Lee Enterprises Investigating Ransomware Claim, Data Leak Threat – March 3rd
Lee Enterprises is investigating a claim from the Qilin ransomware group, which alleges it stole 350GB of data from the newspaper chain’s network in an early February attack. According to SentinelOne researchers, Qilin has threatened to begin leaking data on March 5, though the specific ransom demand remains unknown. A Lee Enterprises spokesperson confirmed awareness of the claims but provided no further details on the investigation.
Three million Google Chrome users hacked
Over three million Google Chrome users have been issued a warning concerning 16 browser extensions that have been compromised by hackers. This alarming news comes hard on the heels of reports earlier this month that cybercriminals are also leveraging search engine giant Google’s new Gemini 2.0 (artificial intelligence) AI assistant.

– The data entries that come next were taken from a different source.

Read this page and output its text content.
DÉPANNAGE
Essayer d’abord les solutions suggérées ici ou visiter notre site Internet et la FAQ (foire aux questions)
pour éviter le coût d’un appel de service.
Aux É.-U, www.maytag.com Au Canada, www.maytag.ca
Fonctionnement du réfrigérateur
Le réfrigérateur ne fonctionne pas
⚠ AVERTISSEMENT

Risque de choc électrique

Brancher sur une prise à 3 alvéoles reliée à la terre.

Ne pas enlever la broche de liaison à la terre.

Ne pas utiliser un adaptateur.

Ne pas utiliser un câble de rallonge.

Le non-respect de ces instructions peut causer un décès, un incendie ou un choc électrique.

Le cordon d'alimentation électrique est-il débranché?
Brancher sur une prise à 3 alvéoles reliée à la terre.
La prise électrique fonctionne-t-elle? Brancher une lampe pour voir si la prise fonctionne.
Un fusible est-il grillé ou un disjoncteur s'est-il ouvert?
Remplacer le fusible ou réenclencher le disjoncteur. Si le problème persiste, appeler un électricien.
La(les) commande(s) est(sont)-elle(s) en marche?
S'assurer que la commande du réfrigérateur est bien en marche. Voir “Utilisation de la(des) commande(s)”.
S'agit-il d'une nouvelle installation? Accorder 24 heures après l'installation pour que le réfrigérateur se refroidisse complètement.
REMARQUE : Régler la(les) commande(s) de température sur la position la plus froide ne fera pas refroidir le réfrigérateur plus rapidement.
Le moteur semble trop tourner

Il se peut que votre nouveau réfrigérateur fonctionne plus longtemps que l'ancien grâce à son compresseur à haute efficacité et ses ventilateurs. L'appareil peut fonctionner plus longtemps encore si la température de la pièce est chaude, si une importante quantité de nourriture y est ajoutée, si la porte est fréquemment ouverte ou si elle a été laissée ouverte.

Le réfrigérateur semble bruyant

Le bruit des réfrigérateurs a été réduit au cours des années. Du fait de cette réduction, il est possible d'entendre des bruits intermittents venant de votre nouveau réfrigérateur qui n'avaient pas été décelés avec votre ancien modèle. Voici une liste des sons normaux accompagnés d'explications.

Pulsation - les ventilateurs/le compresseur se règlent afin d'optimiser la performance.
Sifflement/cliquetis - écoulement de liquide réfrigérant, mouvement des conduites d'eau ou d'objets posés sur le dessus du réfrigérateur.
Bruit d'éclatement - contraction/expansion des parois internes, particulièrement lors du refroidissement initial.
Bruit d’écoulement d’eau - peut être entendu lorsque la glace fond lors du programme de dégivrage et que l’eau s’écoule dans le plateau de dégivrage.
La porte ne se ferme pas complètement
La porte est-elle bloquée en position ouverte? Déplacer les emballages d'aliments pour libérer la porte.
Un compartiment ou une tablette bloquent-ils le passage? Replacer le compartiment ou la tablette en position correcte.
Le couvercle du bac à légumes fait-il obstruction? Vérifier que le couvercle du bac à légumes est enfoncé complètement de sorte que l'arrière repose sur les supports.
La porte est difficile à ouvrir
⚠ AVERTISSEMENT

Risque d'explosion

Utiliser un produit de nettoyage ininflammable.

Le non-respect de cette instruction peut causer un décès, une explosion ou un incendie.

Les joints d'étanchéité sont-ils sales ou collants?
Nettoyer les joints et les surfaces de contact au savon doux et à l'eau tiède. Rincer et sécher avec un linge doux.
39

The list of Google’s hacked browser extensions includes: Emojis, Video Effects for YouTube, Audio Enhancer, Blipshot, Color Changer for YouTube, Themes for Chrome, and YouTube Picture in Pictures. Adblocker for Chrome, Adblock for You, Adblock for Chrome, Nimble Capture, KProxy and Page Refresh, Wistia Video Downloader have also been compromised.
Employment Screening Provider Data Breach Affects 3.3M Individuals – February 28th
DISA Global Solutions, Inc., a provider of employment screening services, confirmed a data breach impacting over 3.3 million individuals. The breach, which occurred between February 9 and April 22, 2024, granted an unauthorized third party access to names, Social Security numbers, driver’s license details, financial account information, and other sensitive data. While forensics could not confirm the exact extent of the stolen data, the exposure raises concerns over identity theft risks for affected individuals.